Pasaron tantas cosas, que por suerte mi aphantasia o como se escriba, no recuerda.
Estoy igual. No pude cambiar nada de mi personalidad.
Tengo que ordenar mis prioridades, ya voy a cumplir 18.
Quiero un hogar, un trabajo, y un amor.
Corrección, lo quiero a él. No tengo ni idea que me pasa, pero si hago una lista de las cosas que me gustaría en una persona..
Quiero un novio de 16 a 20. Que viva a menos de 10 kilómetros. La clase social no me interesa. Suelo fantasear con novios con dinero pero sonrío con la simpleza del que no tiene un peso. Aunque mi experiencia ha comprobado que los adinerados suelen ser orgullosos y frívolos.
La apariencia, no importa. En éstos últimos días de reflexión me dí cuenta que la chica que quiere al rubio de ojos claros solo quiere dar buena imagen. De todas formas, sea un gusto o no, nunca me gustaron. La gente de ojos celestes que conocí siempre fue fría y engañosa. Mi primer novio, por ejemplo. De todas formas siempre me enamoraron unos buenos ojazos oscuros. Que sean enormes. Poder ver bien en ellos mi reflejo y su brillo al mirarme. Los ojos achinados siempre se han ganado mi desprecio.

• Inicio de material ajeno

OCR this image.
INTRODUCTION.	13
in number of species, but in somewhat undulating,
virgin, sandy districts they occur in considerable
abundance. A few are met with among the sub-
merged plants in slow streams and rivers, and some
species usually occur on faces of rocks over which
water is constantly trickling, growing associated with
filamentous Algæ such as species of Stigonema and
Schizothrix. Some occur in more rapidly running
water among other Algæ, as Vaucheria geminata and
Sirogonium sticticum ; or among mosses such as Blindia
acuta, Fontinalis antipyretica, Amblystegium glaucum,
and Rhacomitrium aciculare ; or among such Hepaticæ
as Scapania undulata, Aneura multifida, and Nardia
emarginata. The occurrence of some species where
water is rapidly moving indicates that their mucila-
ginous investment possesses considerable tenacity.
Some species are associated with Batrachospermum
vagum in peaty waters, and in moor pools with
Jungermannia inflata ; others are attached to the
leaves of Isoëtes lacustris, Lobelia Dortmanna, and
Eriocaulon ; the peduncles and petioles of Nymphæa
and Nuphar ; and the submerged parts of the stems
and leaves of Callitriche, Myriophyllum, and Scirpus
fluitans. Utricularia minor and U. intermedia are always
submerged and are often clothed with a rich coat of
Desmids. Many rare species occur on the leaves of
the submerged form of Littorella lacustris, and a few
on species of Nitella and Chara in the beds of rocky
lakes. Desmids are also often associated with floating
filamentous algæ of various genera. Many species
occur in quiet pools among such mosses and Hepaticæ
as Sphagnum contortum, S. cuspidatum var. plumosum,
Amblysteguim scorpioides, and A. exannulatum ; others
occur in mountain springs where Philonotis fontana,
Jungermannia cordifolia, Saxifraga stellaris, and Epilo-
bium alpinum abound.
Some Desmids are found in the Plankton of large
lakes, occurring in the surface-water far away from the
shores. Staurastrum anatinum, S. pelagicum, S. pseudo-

Los cabellos tienen que ser desordenados. No me refiero a desprolijos. Pero la planchita y el lacio son casi obligados hoy en día en una mujer. Ya es demasiado. A mi me gusta que un hombre tenga su cabello enrulado u ondulado. El color...me han gustado morochos en su mayoría, pero alguna vez alguno con cabellos castaños y hasta rubio me robó el corazón.
Si, suena discriminador. Pero los chinos son la antítesis de lo que quiero. Además de que son delgados. A mi me gustaban así. Pero me sentí debil abrazando un cuerpo de mi masa o inferior. Mi cuerpo casi sin sentir esa segunda presencia. Ahora desarrollé gusto por un cuerpo con un peso normal o un poco mayor. Que más da, nada más lindo que el abrazo de unas manos normales a grandes. O...mejor no hablar de ciertas cosas.